I decided that a system's answer is dependent only from its input and its context. This seems pretty straightforward
System ( input, context ) -> output
OK, what is the input of a web application? Of course, its HTTP request! In PHP, it's hard to think about any other input.
What's the context? Context is given by two components basically: the underlying platform, whatever it is (no matter you have a framework or just common libraries, we call these platform together), and the persistent data layer. So:
Web app (request, persistent data) -> answer
What's the answer? First, it's an HTML (or XML, JSON, etc) output. We didn't have to care about it in this particular case. The other output is: changes to the persistence layer. It's unusual for web applications to change anything other than their database and cache layers.So:
Web app(request, persistent data) -> (written-out response, persistent data' )
OK, what to do? We have an old system and we want to refactor it to a system, and the question was: are they equal in functionality?
Question is: Web app == Web app' ?
Let's see what I did:
- Ask a manual tester to go through every possible combination on the user interface
- Recorded these into files (serialize($_REQUEST)), or, even better, (serialize($GLOBALS))
- Ask the DB layer to NOT write anything to the DB (ugly global variable hack, if it is present, only select queries are executed), this way, we ensure that we keep a consistet state
- Record every writing operation (so, instead of executing them, take note of them)
- An algorhythm:
1) load the serialized request,
2) start recording db,
3) run the original controller,
4) collect db recordings,
5) re-load request (in case it was modified by the original controller - we could never know)
6) run the new controller
7) collect db recordings
8) see if the two are equal
This way, I could be sure, that in all of the scenarios a manual tester could come up with, both of the controllers behave the same way.

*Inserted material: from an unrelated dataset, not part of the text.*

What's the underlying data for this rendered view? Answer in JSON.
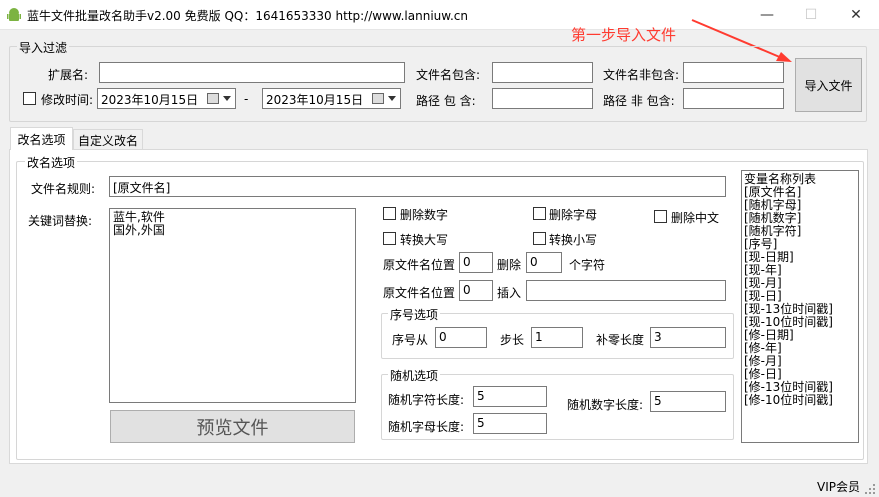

After the original recordings, I did two last points:
9) re-load the request again
10) enable db writing
11) run the new controller
12) display result.
This way I could create an - albeit slower - but seemingly normally functioning version of the software, which did everything it did previously, and it was verified that functionality haven't changed with the new controller.
I called this blackbox-harness test.
What do you think?
This is nonsense.
You can't just throw the blame on the team, and the legacy code, and then look for a magical solution that will give you proper test coverage and find your bugs.
Instead, I suggest you start becoming more responsible for your monstrous creation - refactor, unit test, and improve your code bit by bit.
Manual tests and auto-generated tests will lead you nowhere.
There is no blame here - not on the development team (who didn't know any better) and not on the managers (who don't understand any of this to begin with); Just a solution to a problem.
As for your suggestion - you're right, but before you can refactor, you need some kind of safety net, otherwise you don't know if your refactorings will work, or break the code; this is exactly what he did.
Finally, manual tests are a must; not everything can be automated. And generated tests are much better than none.